Publication year - 2021
Publication title -
journal of medical virology
Language(s) - English
Resource type - Journals
SCImago Journal Rank - 0.782
H-Index - 121
eISSN - 1096-9071
pISSN - 0146-6615
DOI - 10.1002/jmv.26731
Subject(s) - covid-19 , medicine , epidemiology , coronavirus , virology , outbreak , disease , infectious disease (medical specialty)

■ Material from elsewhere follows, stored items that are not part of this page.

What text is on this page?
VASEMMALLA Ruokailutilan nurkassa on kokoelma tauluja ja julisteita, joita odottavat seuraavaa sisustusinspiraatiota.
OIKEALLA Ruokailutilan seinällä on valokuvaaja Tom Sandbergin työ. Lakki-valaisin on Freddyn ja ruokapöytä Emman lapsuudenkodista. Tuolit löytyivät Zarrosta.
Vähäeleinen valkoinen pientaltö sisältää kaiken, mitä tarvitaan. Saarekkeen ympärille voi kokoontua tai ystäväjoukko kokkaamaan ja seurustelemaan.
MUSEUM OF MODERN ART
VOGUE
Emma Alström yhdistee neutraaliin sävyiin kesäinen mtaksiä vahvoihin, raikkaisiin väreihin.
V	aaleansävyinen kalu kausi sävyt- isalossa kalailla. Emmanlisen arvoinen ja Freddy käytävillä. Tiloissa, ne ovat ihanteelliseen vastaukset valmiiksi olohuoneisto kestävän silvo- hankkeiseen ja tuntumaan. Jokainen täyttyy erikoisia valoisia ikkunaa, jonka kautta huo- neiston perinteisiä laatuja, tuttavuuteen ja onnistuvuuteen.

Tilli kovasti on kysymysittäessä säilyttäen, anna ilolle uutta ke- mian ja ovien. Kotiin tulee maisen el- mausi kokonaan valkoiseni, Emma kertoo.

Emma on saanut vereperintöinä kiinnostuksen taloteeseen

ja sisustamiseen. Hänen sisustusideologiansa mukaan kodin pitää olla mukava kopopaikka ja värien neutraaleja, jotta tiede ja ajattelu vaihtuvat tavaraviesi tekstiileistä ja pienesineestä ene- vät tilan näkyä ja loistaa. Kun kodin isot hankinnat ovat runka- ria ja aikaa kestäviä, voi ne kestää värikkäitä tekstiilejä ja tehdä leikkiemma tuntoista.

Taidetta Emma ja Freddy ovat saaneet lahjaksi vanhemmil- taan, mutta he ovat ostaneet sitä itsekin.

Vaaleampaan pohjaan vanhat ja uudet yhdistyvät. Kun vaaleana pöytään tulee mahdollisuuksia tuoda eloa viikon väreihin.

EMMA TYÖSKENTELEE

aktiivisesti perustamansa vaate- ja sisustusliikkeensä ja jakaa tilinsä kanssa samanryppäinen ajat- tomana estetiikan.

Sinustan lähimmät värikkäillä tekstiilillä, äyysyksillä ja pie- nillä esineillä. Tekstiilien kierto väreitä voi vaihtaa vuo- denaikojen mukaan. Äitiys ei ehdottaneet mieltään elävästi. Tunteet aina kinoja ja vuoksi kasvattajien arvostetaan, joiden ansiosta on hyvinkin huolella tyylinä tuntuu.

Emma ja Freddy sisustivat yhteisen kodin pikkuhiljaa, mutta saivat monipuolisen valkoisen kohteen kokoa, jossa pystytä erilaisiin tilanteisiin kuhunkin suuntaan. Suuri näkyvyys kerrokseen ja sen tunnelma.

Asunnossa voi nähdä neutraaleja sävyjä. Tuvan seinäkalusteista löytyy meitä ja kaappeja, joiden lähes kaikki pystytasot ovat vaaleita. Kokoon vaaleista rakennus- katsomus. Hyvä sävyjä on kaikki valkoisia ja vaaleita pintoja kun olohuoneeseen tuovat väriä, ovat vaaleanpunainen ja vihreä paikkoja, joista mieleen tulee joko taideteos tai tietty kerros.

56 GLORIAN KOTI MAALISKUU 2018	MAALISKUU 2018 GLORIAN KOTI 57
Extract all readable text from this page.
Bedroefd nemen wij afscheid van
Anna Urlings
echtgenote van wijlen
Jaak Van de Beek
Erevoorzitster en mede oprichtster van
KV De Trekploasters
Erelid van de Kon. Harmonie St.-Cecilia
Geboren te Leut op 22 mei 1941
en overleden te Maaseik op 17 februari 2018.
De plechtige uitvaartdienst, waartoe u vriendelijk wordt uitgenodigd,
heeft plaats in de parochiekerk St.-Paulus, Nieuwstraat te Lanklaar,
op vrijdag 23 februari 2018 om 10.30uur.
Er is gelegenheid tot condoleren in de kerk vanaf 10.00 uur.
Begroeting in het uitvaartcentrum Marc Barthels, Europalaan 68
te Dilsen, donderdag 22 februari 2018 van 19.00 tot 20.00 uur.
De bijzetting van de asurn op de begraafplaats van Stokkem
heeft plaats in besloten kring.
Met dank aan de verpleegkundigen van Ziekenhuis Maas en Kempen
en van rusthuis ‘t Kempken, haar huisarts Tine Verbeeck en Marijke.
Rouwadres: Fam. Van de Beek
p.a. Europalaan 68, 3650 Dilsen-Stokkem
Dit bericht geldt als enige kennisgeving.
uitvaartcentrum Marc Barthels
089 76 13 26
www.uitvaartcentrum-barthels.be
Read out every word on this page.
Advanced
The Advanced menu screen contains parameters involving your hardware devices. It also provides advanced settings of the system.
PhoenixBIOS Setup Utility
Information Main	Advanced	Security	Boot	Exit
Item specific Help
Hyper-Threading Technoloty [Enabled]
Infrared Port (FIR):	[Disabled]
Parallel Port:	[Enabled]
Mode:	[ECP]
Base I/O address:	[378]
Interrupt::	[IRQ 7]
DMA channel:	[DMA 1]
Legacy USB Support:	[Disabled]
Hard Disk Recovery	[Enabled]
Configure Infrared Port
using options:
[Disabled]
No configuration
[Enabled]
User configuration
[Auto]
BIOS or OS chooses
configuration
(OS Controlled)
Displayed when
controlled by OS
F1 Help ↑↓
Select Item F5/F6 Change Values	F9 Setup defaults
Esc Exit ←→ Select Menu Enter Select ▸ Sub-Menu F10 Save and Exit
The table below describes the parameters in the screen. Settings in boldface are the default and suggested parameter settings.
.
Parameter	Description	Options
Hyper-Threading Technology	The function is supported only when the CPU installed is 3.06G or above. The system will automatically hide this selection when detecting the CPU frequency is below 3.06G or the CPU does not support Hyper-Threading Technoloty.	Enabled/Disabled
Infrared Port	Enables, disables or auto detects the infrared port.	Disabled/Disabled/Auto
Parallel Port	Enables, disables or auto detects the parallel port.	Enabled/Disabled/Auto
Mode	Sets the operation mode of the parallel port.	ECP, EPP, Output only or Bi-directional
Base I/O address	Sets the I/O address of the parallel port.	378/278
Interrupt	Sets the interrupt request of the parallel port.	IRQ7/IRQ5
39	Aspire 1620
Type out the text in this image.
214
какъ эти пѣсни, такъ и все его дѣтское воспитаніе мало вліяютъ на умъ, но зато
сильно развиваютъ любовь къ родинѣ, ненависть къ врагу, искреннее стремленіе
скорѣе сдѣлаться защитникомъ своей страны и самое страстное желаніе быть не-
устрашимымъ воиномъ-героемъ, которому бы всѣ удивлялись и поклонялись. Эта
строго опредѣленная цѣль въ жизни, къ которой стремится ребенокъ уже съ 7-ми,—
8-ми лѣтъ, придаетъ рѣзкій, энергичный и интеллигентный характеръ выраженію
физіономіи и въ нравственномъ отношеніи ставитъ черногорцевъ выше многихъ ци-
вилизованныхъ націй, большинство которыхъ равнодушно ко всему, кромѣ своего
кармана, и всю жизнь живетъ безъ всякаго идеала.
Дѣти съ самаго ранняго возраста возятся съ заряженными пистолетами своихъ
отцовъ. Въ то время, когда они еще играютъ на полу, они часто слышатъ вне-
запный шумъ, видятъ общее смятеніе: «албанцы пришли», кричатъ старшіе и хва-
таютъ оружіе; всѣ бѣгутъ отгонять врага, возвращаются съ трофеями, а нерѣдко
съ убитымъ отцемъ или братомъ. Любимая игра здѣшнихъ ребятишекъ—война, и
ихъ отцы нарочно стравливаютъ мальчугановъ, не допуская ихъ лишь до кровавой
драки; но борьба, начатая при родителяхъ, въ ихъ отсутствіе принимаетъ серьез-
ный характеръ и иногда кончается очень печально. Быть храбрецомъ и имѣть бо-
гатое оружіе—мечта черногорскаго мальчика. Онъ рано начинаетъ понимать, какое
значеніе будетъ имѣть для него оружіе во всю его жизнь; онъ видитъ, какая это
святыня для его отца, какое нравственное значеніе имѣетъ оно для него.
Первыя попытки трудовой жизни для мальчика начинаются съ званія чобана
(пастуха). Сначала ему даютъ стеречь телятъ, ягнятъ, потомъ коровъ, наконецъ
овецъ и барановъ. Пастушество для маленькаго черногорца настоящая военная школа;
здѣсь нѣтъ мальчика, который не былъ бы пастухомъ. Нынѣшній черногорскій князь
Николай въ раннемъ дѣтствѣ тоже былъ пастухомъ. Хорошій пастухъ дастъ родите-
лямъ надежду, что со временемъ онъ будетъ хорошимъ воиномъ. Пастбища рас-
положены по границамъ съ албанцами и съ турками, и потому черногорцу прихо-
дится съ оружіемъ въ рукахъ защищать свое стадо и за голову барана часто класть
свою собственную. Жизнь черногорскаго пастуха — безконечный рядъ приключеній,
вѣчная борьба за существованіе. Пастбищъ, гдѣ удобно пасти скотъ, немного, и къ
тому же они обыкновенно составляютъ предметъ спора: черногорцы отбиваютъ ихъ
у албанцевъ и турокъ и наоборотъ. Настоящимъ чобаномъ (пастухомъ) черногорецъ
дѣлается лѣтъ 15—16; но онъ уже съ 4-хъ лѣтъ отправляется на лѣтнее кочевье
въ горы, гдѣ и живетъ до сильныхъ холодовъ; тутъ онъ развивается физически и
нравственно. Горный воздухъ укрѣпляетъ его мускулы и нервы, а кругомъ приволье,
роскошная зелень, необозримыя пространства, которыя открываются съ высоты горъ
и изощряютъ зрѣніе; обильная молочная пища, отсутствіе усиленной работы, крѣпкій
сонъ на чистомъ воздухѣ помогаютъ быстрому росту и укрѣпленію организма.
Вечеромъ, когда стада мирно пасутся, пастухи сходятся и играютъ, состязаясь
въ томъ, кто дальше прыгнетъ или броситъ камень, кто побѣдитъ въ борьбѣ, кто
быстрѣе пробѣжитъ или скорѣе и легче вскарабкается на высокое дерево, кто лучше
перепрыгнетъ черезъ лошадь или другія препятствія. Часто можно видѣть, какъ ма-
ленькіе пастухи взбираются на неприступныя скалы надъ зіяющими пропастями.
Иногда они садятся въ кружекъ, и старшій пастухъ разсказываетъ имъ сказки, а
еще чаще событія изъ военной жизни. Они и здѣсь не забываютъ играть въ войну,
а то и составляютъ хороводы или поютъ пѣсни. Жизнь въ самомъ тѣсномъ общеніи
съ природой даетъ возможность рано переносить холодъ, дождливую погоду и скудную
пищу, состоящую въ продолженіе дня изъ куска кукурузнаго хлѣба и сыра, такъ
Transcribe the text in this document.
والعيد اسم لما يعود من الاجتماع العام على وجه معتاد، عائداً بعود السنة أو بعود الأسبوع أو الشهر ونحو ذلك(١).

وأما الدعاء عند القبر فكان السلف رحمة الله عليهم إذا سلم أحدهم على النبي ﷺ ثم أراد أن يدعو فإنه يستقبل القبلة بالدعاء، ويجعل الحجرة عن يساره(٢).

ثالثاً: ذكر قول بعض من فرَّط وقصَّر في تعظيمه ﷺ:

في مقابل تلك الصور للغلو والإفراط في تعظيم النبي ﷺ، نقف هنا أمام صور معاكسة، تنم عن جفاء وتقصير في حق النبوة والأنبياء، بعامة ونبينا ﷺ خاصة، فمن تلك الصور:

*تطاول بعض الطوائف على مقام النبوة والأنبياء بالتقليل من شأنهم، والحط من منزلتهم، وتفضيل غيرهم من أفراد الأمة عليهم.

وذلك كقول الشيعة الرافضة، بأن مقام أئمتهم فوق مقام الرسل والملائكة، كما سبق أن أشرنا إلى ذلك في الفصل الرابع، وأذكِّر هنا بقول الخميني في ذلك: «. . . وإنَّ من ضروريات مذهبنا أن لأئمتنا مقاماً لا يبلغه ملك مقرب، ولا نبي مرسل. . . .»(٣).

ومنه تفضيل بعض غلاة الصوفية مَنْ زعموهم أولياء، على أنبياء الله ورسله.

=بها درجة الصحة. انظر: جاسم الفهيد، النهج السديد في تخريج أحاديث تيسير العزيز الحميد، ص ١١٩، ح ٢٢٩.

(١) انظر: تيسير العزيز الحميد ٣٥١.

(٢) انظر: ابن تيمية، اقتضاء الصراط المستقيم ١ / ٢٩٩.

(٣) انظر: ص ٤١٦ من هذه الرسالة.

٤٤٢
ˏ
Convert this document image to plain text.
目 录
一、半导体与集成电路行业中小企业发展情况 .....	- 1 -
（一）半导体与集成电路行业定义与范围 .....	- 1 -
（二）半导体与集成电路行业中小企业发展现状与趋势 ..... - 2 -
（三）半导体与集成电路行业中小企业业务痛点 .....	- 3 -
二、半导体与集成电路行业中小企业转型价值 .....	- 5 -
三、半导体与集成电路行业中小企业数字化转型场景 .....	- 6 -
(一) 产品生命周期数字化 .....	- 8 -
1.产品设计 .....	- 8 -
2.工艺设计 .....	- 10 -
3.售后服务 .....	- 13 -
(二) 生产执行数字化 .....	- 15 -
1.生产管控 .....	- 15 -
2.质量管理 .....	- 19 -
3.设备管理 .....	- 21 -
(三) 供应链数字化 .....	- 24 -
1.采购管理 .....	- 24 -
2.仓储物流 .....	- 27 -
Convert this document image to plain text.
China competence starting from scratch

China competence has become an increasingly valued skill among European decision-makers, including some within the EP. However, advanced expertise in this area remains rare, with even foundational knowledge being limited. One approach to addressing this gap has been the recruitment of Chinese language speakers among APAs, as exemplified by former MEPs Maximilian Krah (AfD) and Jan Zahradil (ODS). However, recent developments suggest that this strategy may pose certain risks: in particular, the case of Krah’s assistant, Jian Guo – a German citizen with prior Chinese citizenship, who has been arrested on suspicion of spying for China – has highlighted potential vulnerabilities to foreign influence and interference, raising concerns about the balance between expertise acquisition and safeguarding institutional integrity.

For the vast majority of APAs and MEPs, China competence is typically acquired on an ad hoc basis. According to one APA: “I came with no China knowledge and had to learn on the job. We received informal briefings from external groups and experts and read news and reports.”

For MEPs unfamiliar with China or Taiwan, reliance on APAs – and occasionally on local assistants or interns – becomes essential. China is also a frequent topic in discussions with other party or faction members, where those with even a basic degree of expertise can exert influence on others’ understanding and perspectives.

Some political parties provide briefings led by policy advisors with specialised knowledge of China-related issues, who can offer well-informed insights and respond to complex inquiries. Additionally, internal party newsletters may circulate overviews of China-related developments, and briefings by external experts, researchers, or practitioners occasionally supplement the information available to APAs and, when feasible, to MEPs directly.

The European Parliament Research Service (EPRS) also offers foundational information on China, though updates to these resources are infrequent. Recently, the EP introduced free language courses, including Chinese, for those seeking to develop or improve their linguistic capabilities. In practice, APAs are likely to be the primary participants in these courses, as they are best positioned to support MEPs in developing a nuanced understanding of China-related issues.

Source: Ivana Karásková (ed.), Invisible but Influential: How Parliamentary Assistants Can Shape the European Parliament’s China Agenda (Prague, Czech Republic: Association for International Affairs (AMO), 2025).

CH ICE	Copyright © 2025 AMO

Objectives Detecting severe acute respiratory syndrome coronavirus 2 (SARS‐CoV‐2) is key to the clinical and epidemiological assessment of CoVID‐19. We cross‐validated manual and automated high‐throughput testing for SARS‐CoV‐2‐RNA, evaluated SARS‐CoV‐2 loads in nasopharyngeal–oropharyngeal swabs (NOPS), lower respiratory fluids, and plasma, and analyzed detection rates after lockdown and relaxation measures. Methods Basel‐S‐gene, Roche‐E‐gene, and Roche‐cobas®6800‐Target1 and Target2 were prospectively validated in 1344 NOPS submitted during the first pandemic peak (Week 13). Follow‐up cohort (FUP) 1, 2, and 3 comprised 10,999, 10,147, and 19,389 NOPS submitted during a 10‐week period until Weeks 23, 33, and 43, respectively. Results Concordant results were obtained in 1308 cases (97%), including 97 (9%) SARS‐CoV‐2‐positives showing high quantitative correlations (Spearman's r > .95; p < .001) for all assays and high precision by Bland–Altman analysis. Discordant samples ( N = 36, 3%) had significantly lower SARS‐CoV‐2 loads ( p < .001). Following lockdown, detection rates declined to <1% in FUP‐1, reducing single‐test positive predictive values from 99.3% to 85.1%. Following relaxation, rates flared up to 4% and 12% in FUP‐2 and ‐3, but infected patients were younger than during lockdown (34 vs. 52 years, p < .001). In 261 patients providing 936 NOPS, SARS‐CoV‐2 loads declined by three orders of magnitude within 10 days postdiagnosis ( p < .001). SARS‐CoV‐2 loads in NOPS correlated with those in time‐matched lower respiratory fluids or in plasma but remained detectable in some cases with negative follow‐up NOPS, respectively. Conclusion Manual and automated assays significantly correlated qualitatively and quantitatively. Following a successful lockdown, declining positive predictive values require independent dual‐target confirmation for reliable assessment. Confirmatory and quantitative follow‐up testing should be obtained within <5 days and consider lower respiratory fluids in symptomatic patients with SARS‐CoV‐2‐negative NOPS.